Selain itu, pada Desember 2022, BI menerbitkan instrumen operasi moneter (OM) valuta asing (valas) yang baru untuk mendorong penempatan Devisa Hasil Ekspor (DHE), khususnya dari ekspor sumber daya alam (SDA) di dalam negeri oleh bank dan eksportir. Kebijakan ini untuk memperkuat stabilitas, termasuk nilai tukar rupiah dan pemulihan ekonomi nasional.

Strategi berikutnya adalah mempertahankan suku bunga BI7DRR tetap rendah sampai Juli 2022. 

Kemudian, suku bunga dinaikkan sebesar 200 basis poin (bps) menjadi 5,50 persen sejak Agustus 2022 sebagai langkah front loaded, pre-emptive, dan forward looking untuk merespons dan memastikan terjaganya stabilitas inflasi ke depan.

Selanjutnya, di bidang stabilitas sistem keuangan, BI memperkuat dan menyinergikan kebijakan makroprudensial akomodatif dengan kebijakan KSSK untuk mendorong kredit atau pembiayaan kepada dunia usaha dan mendukung pemulihan ekonomi nasional.

Terakhir, penguatan kebijakan sistem pembayaran dilakukan BI untuk mendukung pemulihan ekonomi dan akselerasi digitalisasi yang inklusif juga terus dilakukan.

Tiga kebijakan utama tersebut juga ditopang kebijakan pendukung BI lainnya, seperti melakukan sinergi erat dengan pemerintah, perbankan, serta dan institusi lainnya.

Hal tersebut dilakukan untuk melanjutkan dukungan pengembangan usaha mikro kecil dan menengah (UMKM) serta ekonomi dan keuangan syariah sebagai sumber baru pertumbuhan ekonomi Indonesia.

Rencana kebijakan 2023

Untuk 2023, BI berfokus pada kebijakan yang diarahkan untuk memperkuat ketahanan serta mempercepat pemulihan dan kebangkitan perekonomian dalam sinergi yang erat dengan kebijakan ekonomi nasional.

Implementasi kebijakan tersebut difokuskan untuk menangkal dampak rambatan dari gejolak global.

Selain itu, BI juga akan mengarahkan kebijakan moneter pada 2023 untuk menjaga stabilitas (pro-stability) dengan melanjutkan kebijakan suku bunga secara front loadedpre-emptive, dan forward looking. Hal ini untuk memastikan terus berlanjutnya penurunan ekspektasi inflasi sehingga inflasi inti tetap terjaga dalam kisaran 3,0±1 persen.

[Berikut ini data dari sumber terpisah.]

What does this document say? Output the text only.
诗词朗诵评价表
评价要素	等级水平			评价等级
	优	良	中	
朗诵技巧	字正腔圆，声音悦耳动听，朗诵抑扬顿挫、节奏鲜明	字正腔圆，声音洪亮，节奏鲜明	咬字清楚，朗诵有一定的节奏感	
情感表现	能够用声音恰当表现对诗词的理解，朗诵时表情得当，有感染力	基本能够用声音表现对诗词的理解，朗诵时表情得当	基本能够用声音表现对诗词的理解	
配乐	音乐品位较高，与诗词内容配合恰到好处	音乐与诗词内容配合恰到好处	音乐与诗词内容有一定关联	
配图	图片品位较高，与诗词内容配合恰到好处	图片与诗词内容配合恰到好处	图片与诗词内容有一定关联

Sementara itu, kebijakan makroprudensial, digitalisasi sistem pembayaran, pendalaman pasar uang, serta ekonomi-keuangan inklusif dan hijau akan terus diarahkan untuk mengakselerasi pemulihan ekonomi nasional (pro-growth).

Selain itu, arah kebijakan BI juga terus bersinergi dengan bauran kebijakan ekonomi nasional guna mendorong pertumbuhan ekonomi Indonesia kembali berada di lintasan jangka menengah menuju visi Indonesia Maju.

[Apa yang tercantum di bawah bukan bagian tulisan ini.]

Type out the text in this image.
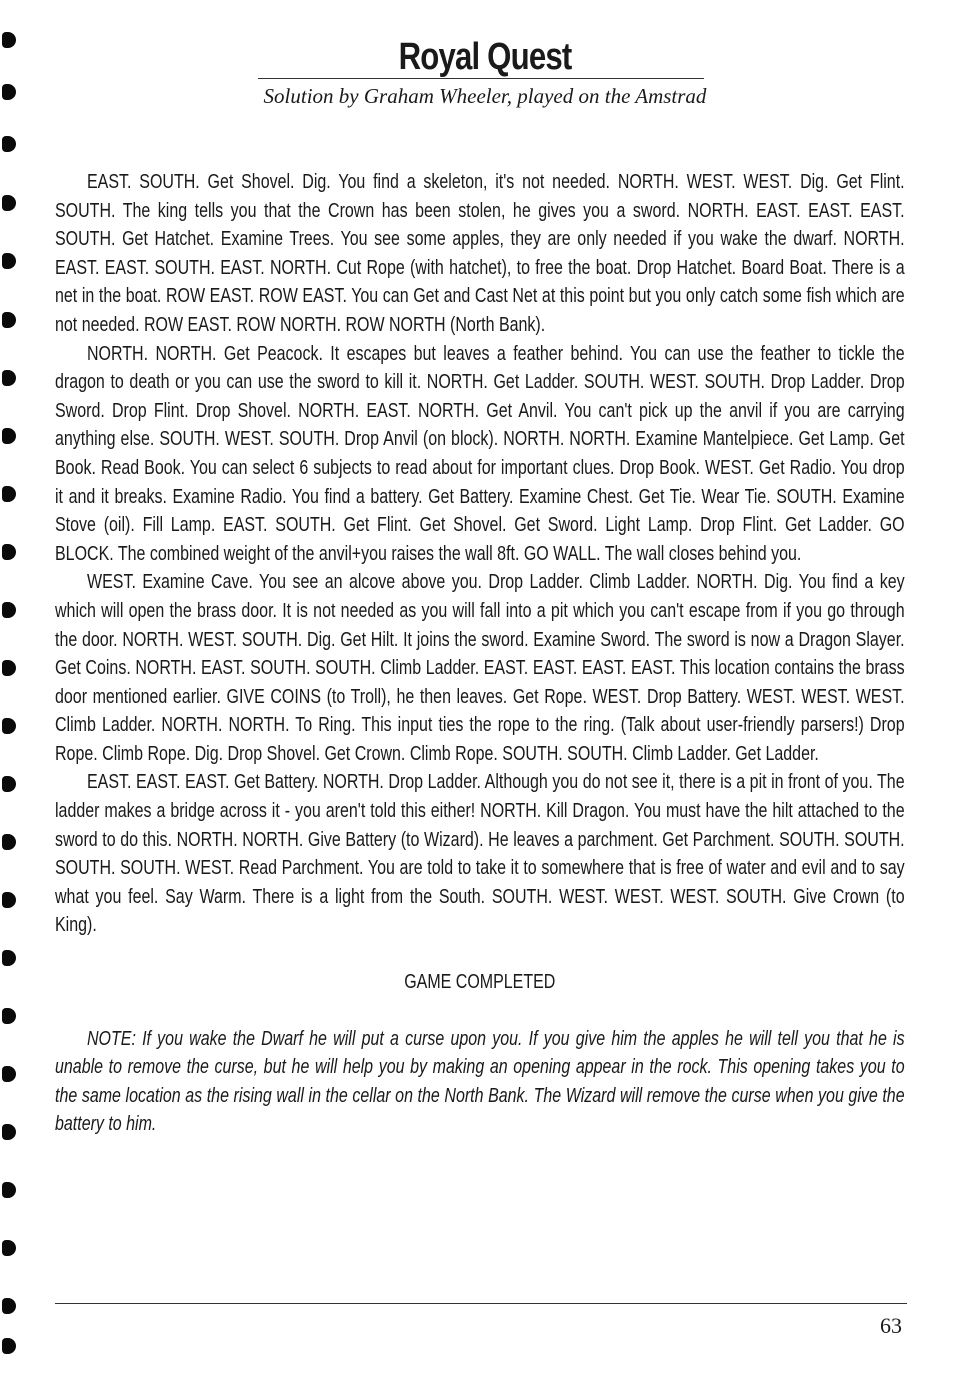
Royal Quest

Solution by Graham Wheeler, played on the Amstrad

EAST. SOUTH. Get Shovel. Dig. You find a skeleton, it's not needed. NORTH. WEST. WEST. Dig. Get Flint. SOUTH. The king tells you that the Crown has been stolen, he gives you a sword. NORTH. EAST. EAST. EAST. SOUTH. Get Hatchet. Examine Trees. You see some apples, they are only needed if you wake the dwarf. NORTH. EAST. EAST. SOUTH. EAST. NORTH. Cut Rope (with hatchet), to free the boat. Drop Hatchet. Board Boat. There is a net in the boat. ROW EAST. ROW EAST. You can Get and Cast Net at this point but you only catch some fish which are not needed. ROW EAST. ROW NORTH. ROW NORTH (North Bank).

NORTH. NORTH. Get Peacock. It escapes but leaves a feather behind. You can use the feather to tickle the dragon to death or you can use the sword to kill it. NORTH. Get Ladder. SOUTH. WEST. SOUTH. Drop Ladder. Drop Sword. Drop Flint. Drop Shovel. NORTH. EAST. NORTH. Get Anvil. You can't pick up the anvil if you are carrying anything else. SOUTH. WEST. SOUTH. Drop Anvil (on block). NORTH. NORTH. Examine Mantelpiece. Get Lamp. Get Book. Read Book. You can select 6 subjects to read about for important clues. Drop Book. WEST. Get Radio. You drop it and it breaks. Examine Radio. You find a battery. Get Battery. Examine Chest. Get Tie. Wear Tie. SOUTH. Examine Stove (oil). Fill Lamp. EAST. SOUTH. Get Flint. Get Shovel. Get Sword. Light Lamp. Drop Flint. Get Ladder. GO BLOCK. The combined weight of the anvil+you raises the wall 8ft. GO WALL. The wall closes behind you.

WEST. Examine Cave. You see an alcove above you. Drop Ladder. Climb Ladder. NORTH. Dig. You find a key which will open the brass door. It is not needed as you will fall into a pit which you can't escape from if you go through the door. NORTH. WEST. SOUTH. Dig. Get Hilt. It joins the sword. Examine Sword. The sword is now a Dragon Slayer. Get Coins. NORTH. EAST. SOUTH. SOUTH. Climb Ladder. EAST. EAST. EAST. EAST. This location contains the brass door mentioned earlier. GIVE COINS (to Troll), he then leaves. Get Rope. WEST. Drop Battery. WEST. WEST. WEST. Climb Ladder. NORTH. NORTH. To Ring. This input ties the rope to the ring. (Talk about user-friendly parsers!) Drop Rope. Climb Rope. Dig. Drop Shovel. Get Crown. Climb Rope. SOUTH. SOUTH. Climb Ladder. Get Ladder.

EAST. EAST. EAST. Get Battery. NORTH. Drop Ladder. Although you do not see it, there is a pit in front of you. The ladder makes a bridge across it - you aren't told this either! NORTH. Kill Dragon. You must have the hilt attached to the sword to do this. NORTH. NORTH. Give Battery (to Wizard). He leaves a parchment. Get Parchment. SOUTH. SOUTH. SOUTH. SOUTH. WEST. Read Parchment. You are told to take it to somewhere that is free of water and evil and to say what you feel. Say Warm. There is a light from the South. SOUTH. WEST. WEST. WEST. SOUTH. Give Crown (to King).

GAME COMPLETED

NOTE: If you wake the Dwarf he will put a curse upon you. If you give him the apples he will tell you that he is unable to remove the curse, but he will help you by making an opening appear in the rock. This opening takes you to the same location as the rising wall in the cellar on the North Bank. The Wizard will remove the curse when you give the battery to him.

63
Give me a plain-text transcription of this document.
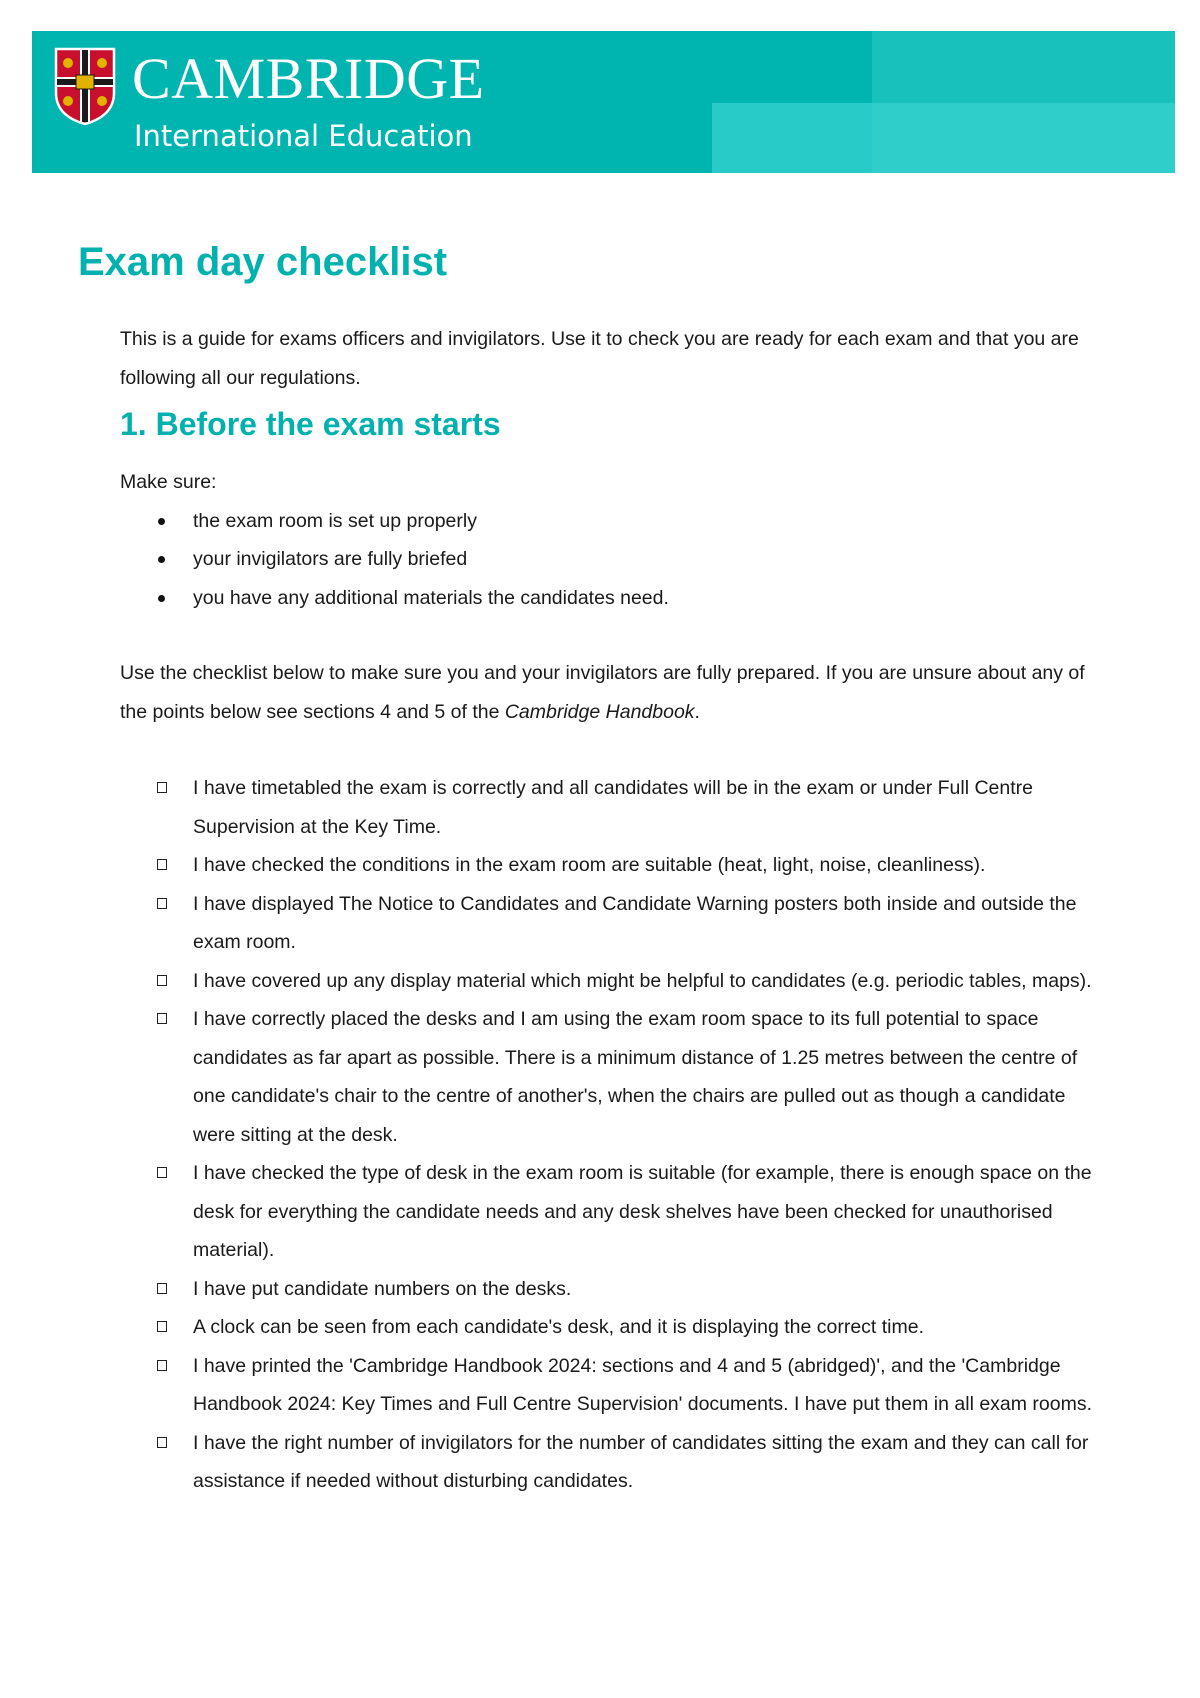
CAMBRIDGE

International Education

Exam day checklist

This is a guide for exams officers and invigilators. Use it to check you are ready for each exam and that you are following all our regulations.

1. Before the exam starts

Make sure:

the exam room is set up properly
your invigilators are fully briefed
you have any additional materials the candidates need.

Use the checklist below to make sure you and your invigilators are fully prepared. If you are unsure about any of the points below see sections 4 and 5 of the Cambridge Handbook.

I have timetabled the exam is correctly and all candidates will be in the exam or under Full Centre Supervision at the Key Time.
I have checked the conditions in the exam room are suitable (heat, light, noise, cleanliness).
I have displayed The Notice to Candidates and Candidate Warning posters both inside and outside the exam room.
I have covered up any display material which might be helpful to candidates (e.g. periodic tables, maps).
I have correctly placed the desks and I am using the exam room space to its full potential to space candidates as far apart as possible. There is a minimum distance of 1.25 metres between the centre of one candidate's chair to the centre of another's, when the chairs are pulled out as though a candidate were sitting at the desk.
I have checked the type of desk in the exam room is suitable (for example, there is enough space on the desk for everything the candidate needs and any desk shelves have been checked for unauthorised material).
I have put candidate numbers on the desks.
A clock can be seen from each candidate's desk, and it is displaying the correct time.
I have printed the 'Cambridge Handbook 2024: sections and 4 and 5 (abridged)', and the 'Cambridge Handbook 2024: Key Times and Full Centre Supervision' documents. I have put them in all exam rooms.
I have the right number of invigilators for the number of candidates sitting the exam and they can call for assistance if needed without disturbing candidates.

BI memprediksi, prospek pemulihan ekonomi Indonesia diperkirakan berlanjut dalam jangka pendek dan terus menguat dalam jangka menengah.

Pertumbuhan ekonomi Indonesia pada 2023 diperkirakan tetap kuat dan optimistis dalam kisaran 4,5-5,3 persen, meskipun sedikit melambat karena dipengaruhi oleh perlambatan ekonomi global.

Selain itu, stabilitas eksternal tetap terjaga ditopang oleh kinerja NPI yang tetap sehat. Inflasi juga kembali terkendali ke sasarannya 3,0±1 persen.

Dalam jangka menengah, perekonomian Indonesia terus meningkat dan kembali berada di lintasan menuju Indonesia Maju. Prospek ini didukung oleh pemulihan perekonomian global yang berlanjut serta peningkatan perekonomian domestik.

Selain itu, peningkatan pertumbuhan perekonomian Indonesia juga didorong oleh kenaikan investasi dan produktivitas. Hal ini seiring dengan implementasi kebijakan reformasi struktural, baik di sektor riil maupun akselerasi ekonomi dan keuangan digital nasional.